A young tree comes with a small store of food energy that it needs to conserve, and a small rootball that must supply all the nutrients the tree needs. Your new tree may need some extra fertilizer to help until it can grow more leaves and more roots. Be sure that you don’t over fertilize your new tree! Planting or transplanting is stressful for a tree, and it needs some time to recover. Too much fertilizer will stimulate more growth than a young tree can support.
WHAT IS THE BEST WAY TO APPLY FERTILIZER?
You can put on gloves and spread the fertilizer by hand or use a scoop and sprinkle the fertilizer around the plants to cover the entire root zone area on a small property. The root zone area extends a few feet beyond the drip line, an imaginary ring on the ground directly below the outer circumference of the tree’s branches. On a larger property, a spreader is an excellent tool for spreading fertilizer because of its ability to spread evenly. There are a variety of spreaders you can use to spread the fertilizer. When choosing a spreader, consider the size and terrain of your property. Chest-mount spreaders are ideal for irregular terrain or middle to large yards.
IS IT POSSIBLE TO USE TOO MUCH FERTILIZER?
Over fertilization is a serious problem. If you’re a homeowner buying packaged fertilizer, follow the instructions on the label. More is not better! When you give your tree too much fertilizer, you’ll see several symptoms, including:
- Brown leaf edges or leaf tips
- Yellow, limp leaves
- Leaf drop
These symptoms can look just like signs of nutrient deficiency.

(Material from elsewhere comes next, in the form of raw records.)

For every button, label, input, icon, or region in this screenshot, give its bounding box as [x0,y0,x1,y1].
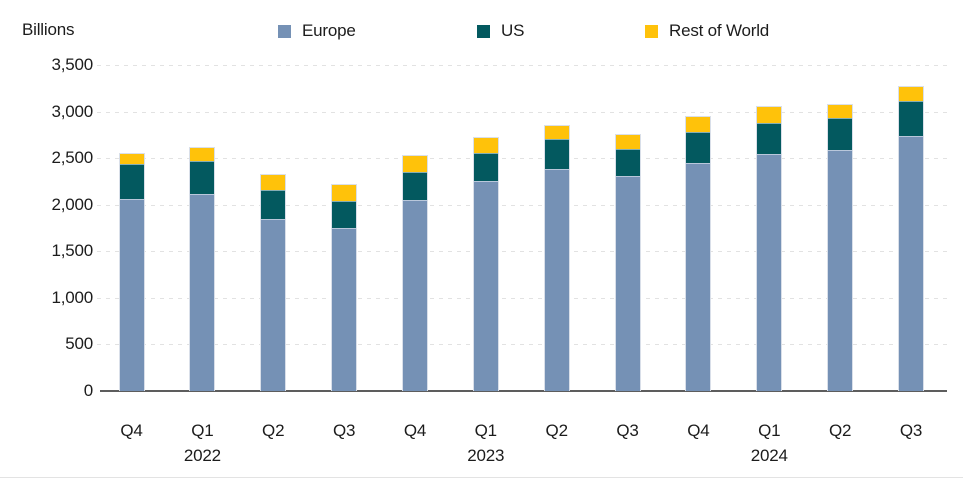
gridline [97,251,947,253]
x-axis-year-label: 2024 [750,446,788,465]
y-axis-tick-label: 3,500 [51,55,93,75]
bar-6-q2 [543,125,570,391]
bar-segment-europe [261,218,286,391]
y-axis-tick-label: 1,500 [51,241,93,261]
legend-swatch-icon [477,24,490,38]
bar-segment-us [119,163,144,200]
y-axis-unit-label: Billions [22,20,75,39]
bar-segment-us [899,101,923,136]
bar-segment-rest-of-world [190,147,215,162]
bar-segment-rest-of-world [544,126,569,139]
bar-segment-us [544,138,569,170]
bar-4-q4 [402,154,428,391]
bar-segment-rest-of-world [686,117,711,132]
x-axis-tick-label: Q4 [120,421,143,440]
legend-label: US [501,21,525,40]
bar-segment-europe [473,180,498,391]
bar-segment-europe [332,228,357,391]
bar-segment-europe [686,162,711,391]
x-axis-tick-label: Q1 [758,421,781,440]
gridline [97,204,947,206]
bar-segment-us [261,189,286,219]
y-axis-tick-label: 1,000 [51,287,93,307]
bar-segment-rest-of-world [403,155,427,173]
bar-10-q2 [827,103,854,391]
bar-segment-europe [403,199,427,391]
gridline [97,65,947,67]
bar-segment-europe [899,135,923,391]
y-axis-tick-label: 3,000 [51,101,93,121]
bar-segment-us [190,161,215,195]
legend-item-europe: Europe [278,21,356,41]
gridline [97,111,947,113]
bar-segment-us [332,201,357,229]
bar-3-q3 [331,183,358,391]
bottom-divider [0,477,963,478]
legend-item-rest-of-world: Rest of World [645,21,769,41]
bar-0-q4 [118,152,145,391]
x-axis-tick-label: Q3 [616,421,639,440]
legend-label: Europe [302,21,356,40]
x-axis-year-label: 2022 [183,446,221,465]
bar-segment-us [828,118,853,151]
gridline [97,344,947,346]
bar-segment-europe [828,150,853,391]
bar-segment-europe [544,169,569,391]
x-axis-tick-label: Q3 [899,421,923,440]
gridline [97,297,947,299]
bar-1-q1 [189,146,216,391]
x-axis-tick-label: Q1 [474,421,497,440]
legend-label: Rest of World [669,21,770,40]
bar-segment-rest-of-world [473,137,498,153]
y-axis-tick-label: 500 [65,334,93,354]
bar-9-q1 [756,106,783,391]
y-axis-tick-label: 2,500 [51,148,93,168]
bar-segment-us [473,152,498,181]
bar-segment-us [615,149,640,177]
x-axis-line [100,390,947,392]
bar-segment-rest-of-world [828,104,853,119]
bar-5-q1 [472,136,499,391]
legend-item-us: US [477,21,524,41]
bar-11-q3 [898,85,924,391]
bar-segment-rest-of-world [332,184,357,202]
bar-segment-us [757,122,782,155]
bar-segment-rest-of-world [757,107,782,123]
bar-segment-rest-of-world [119,153,144,164]
legend-swatch-icon [278,24,291,38]
bar-segment-us [403,172,427,200]
x-axis-tick-label: Q4 [687,421,710,440]
x-axis-year-label: 2023 [467,446,505,465]
bar-segment-europe [119,199,144,391]
y-axis-tick-label: 0 [83,381,93,400]
chart-legend: Europe US Rest of World [0,0,963,48]
bar-segment-rest-of-world [899,86,923,102]
y-axis-tick-label: 2,000 [51,194,93,214]
bar-segment-europe [615,176,640,391]
bar-segment-rest-of-world [261,174,286,190]
bar-2-q2 [260,173,287,391]
bar-8-q4 [685,116,712,391]
bar-segment-europe [190,194,215,391]
x-axis-tick-label: Q2 [262,421,285,440]
bar-segment-europe [757,154,782,391]
gridline [97,158,947,160]
bar-7-q3 [614,133,641,391]
legend-swatch-icon [645,24,658,38]
x-axis-tick-label: Q2 [828,421,852,440]
x-axis-tick-label: Q4 [403,421,427,440]
x-axis-tick-label: Q3 [332,421,356,440]
x-axis-tick-label: Q1 [191,421,214,440]
bar-segment-rest-of-world [615,134,640,150]
x-axis-tick-label: Q2 [545,421,568,440]
bar-segment-us [686,131,711,163]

WHEN SHOULD I FERTILIZE MY TREES AND SHRUBS?
Spring is the best times for tree and shrub fertilization after the last frost. A good rule of thumb is when daytime temperatures are consistently in the 70s which means soil temperatures are in the 60s. If you fertilize too early, the plant will focus on shoot growth, and you will sacrifice root growth. Deep roots help your plants to better withstand drought conditions during summer months. Spring fertilizing helps ensure your trees and shrubs have enough nutrients for maximum leaf and flower growth. This means you’ll have vigorous trees and shrubs that will give you summer shade and healthy crops of fruit.